Coluna

O BODE E A QUARENTENA

bode
Crédito: Krzysztof Kowalik / Unsplash

Nossas conversas, atualmente, giram na divisão do mundo entre o antes, durante e depois da quarentena, com as pessoas comentando sobre a volta ao normal, ou novo normal (acho que é a expressão da moda, depois da pós-verdade – uma mentira de araque). À minha cabeça veio a história do bode na sala. Que se resume a dizer que a situação está ruim, mas ao se colocar um bode na sala, a retirada dele torna a realidade horrorosa mais tolerável. E, em um suspiro de alívio, aceitamos a situação em que vivemos. Ou seja, se está ruim, a coisa pode ficar pior: o vírus é, no caso, para alguns, o novo bode na sala.

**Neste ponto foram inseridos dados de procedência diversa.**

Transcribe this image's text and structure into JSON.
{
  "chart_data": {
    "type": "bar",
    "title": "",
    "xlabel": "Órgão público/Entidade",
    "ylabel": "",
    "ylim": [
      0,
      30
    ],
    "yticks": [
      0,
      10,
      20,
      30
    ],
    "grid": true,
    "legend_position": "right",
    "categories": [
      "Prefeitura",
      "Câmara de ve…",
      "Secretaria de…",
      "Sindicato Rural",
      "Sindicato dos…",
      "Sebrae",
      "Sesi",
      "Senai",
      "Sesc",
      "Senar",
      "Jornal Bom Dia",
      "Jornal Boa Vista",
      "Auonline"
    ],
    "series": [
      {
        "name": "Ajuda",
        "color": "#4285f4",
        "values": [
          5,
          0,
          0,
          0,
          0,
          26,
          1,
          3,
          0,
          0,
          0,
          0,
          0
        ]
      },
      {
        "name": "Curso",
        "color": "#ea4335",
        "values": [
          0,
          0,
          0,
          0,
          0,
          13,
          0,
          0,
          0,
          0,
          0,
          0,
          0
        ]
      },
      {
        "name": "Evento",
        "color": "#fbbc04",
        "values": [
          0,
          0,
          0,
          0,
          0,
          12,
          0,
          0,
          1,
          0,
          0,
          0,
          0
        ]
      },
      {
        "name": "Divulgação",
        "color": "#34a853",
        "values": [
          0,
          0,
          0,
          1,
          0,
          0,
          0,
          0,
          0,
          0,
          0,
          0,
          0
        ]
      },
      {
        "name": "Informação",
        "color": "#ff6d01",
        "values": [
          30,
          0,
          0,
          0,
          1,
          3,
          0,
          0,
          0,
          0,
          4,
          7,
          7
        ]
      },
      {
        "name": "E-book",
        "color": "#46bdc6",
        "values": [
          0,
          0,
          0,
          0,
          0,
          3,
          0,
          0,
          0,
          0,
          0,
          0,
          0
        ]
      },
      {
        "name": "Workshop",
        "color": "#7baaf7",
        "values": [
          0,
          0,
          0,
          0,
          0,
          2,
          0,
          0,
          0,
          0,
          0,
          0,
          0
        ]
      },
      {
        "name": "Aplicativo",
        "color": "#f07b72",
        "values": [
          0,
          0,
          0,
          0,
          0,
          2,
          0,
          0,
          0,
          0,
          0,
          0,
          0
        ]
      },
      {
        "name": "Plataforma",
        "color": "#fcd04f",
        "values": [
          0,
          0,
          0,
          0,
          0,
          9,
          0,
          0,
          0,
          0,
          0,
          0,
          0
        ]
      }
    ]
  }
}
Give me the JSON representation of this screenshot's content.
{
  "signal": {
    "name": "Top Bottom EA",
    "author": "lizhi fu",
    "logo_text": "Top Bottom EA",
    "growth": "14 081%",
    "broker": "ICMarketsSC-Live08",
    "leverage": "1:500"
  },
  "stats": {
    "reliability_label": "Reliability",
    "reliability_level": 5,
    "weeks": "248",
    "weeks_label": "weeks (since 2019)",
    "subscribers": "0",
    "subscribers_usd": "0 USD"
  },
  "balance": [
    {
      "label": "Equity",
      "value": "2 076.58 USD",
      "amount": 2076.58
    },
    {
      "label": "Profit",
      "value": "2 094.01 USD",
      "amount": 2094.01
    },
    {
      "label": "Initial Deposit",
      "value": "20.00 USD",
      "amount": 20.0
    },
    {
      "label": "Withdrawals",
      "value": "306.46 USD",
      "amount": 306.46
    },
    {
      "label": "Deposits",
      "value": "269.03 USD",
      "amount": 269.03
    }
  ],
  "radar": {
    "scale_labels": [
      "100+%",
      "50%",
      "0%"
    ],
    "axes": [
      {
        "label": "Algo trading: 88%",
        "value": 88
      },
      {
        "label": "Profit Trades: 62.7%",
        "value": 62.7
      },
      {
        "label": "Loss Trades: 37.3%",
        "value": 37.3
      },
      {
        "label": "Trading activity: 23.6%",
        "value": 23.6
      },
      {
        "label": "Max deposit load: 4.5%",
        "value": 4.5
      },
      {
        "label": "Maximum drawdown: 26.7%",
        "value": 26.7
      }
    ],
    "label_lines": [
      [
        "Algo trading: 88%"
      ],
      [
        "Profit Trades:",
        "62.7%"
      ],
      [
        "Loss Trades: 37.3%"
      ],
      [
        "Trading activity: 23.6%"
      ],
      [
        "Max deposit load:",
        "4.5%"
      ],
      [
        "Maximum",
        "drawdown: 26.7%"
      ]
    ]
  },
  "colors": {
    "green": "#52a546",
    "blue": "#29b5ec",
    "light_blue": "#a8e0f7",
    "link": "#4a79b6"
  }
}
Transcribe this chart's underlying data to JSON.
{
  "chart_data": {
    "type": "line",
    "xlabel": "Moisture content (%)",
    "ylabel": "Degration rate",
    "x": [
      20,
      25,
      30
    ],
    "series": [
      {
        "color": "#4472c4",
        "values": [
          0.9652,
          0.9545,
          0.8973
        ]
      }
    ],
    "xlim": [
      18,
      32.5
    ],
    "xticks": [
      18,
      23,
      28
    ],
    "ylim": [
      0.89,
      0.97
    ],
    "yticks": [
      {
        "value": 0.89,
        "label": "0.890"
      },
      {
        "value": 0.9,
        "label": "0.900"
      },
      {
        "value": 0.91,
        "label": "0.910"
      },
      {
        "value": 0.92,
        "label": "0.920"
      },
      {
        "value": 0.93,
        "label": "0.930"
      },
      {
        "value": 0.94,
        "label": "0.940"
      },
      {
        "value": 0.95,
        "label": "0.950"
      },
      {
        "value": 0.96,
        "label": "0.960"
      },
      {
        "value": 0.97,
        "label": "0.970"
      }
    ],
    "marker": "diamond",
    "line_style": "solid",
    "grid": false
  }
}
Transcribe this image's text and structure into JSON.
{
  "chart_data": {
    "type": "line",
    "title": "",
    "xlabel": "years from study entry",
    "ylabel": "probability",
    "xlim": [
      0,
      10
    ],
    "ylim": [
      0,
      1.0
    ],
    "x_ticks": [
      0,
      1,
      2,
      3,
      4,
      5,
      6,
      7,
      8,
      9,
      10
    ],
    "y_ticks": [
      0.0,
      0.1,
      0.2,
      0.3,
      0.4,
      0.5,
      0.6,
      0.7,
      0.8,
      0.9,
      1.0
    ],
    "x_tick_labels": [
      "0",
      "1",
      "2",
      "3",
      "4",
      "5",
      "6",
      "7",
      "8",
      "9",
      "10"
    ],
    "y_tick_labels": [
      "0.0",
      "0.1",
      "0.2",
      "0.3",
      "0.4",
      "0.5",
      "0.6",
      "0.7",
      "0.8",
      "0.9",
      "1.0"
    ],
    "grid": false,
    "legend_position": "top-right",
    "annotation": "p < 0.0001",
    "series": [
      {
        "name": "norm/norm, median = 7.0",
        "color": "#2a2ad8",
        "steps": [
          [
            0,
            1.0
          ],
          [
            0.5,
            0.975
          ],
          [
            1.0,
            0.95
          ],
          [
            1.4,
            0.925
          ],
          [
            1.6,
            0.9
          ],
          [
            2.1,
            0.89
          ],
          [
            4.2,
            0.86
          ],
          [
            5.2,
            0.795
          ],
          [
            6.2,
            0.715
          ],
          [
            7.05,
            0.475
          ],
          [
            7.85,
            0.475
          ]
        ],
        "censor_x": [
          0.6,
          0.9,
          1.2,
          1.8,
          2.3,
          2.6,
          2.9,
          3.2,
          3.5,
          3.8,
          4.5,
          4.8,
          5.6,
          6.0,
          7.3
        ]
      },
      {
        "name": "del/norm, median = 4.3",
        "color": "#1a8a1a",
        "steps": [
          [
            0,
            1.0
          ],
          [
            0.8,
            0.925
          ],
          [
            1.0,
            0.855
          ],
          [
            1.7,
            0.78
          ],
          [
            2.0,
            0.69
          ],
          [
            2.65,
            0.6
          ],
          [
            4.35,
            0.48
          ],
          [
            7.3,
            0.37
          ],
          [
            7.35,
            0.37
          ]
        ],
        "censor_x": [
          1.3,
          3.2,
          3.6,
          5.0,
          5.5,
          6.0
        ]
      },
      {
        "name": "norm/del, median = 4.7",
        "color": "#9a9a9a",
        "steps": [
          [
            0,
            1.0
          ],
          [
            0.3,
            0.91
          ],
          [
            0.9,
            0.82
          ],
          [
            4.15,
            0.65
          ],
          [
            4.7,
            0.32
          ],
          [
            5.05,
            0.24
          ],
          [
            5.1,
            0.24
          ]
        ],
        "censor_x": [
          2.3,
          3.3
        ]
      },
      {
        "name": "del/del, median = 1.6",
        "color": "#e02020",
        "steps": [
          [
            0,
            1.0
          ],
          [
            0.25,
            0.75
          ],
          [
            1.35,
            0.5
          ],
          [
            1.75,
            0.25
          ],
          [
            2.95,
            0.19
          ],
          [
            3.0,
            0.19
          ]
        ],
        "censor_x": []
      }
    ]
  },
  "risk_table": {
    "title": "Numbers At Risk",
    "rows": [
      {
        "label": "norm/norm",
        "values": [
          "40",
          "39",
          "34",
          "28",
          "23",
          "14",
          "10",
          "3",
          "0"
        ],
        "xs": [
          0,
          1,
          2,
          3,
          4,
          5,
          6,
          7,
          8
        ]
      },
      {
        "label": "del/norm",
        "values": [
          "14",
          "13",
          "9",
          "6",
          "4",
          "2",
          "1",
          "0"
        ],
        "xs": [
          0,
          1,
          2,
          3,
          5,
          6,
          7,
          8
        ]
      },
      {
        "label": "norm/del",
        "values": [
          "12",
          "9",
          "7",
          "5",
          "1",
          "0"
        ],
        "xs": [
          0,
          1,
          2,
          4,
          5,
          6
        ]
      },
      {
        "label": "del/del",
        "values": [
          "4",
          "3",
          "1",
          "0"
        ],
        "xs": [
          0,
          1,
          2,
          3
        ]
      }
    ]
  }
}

Parece até que esquecemos que o mundo era desigual, e voltará a ser desigual, inclusive a desigualdade é um bode na sala, mas, a parte mais igual não parece se importar muito.

A desigualdade é eterna, e que bom seria que a volta ao normal fosse a sua extinção, junto com o vírus. Acredito que a vacina contra a desigualdade seria bem melhor, preparando a todos, com consciência, para enfrentar pandemias.

Para externar uma pseudo normalidade, vejo alguns argumentos mostrando que se morre muito mais de outras doenças do que propriamente do vírus. Mas acho, também, que ninguém ficou preso tanto tempo em suas casas, em um isolamento, por causa das doenças que mais “matam”. Transformando essa coisa terrível em uma terrível competição.

Será que para evitar todas as doenças no top dez das mortes, caso o isolamento fosse aconselhável, as pessoas seguiriam a receita?

Fico imaginando, que a pouca importância que a metade da população dá ao combate contra o coronavírus não estará, também, no trato das outras doenças. Considerando a desigualdade que não permite, a todos, o isolamento em condições iguais.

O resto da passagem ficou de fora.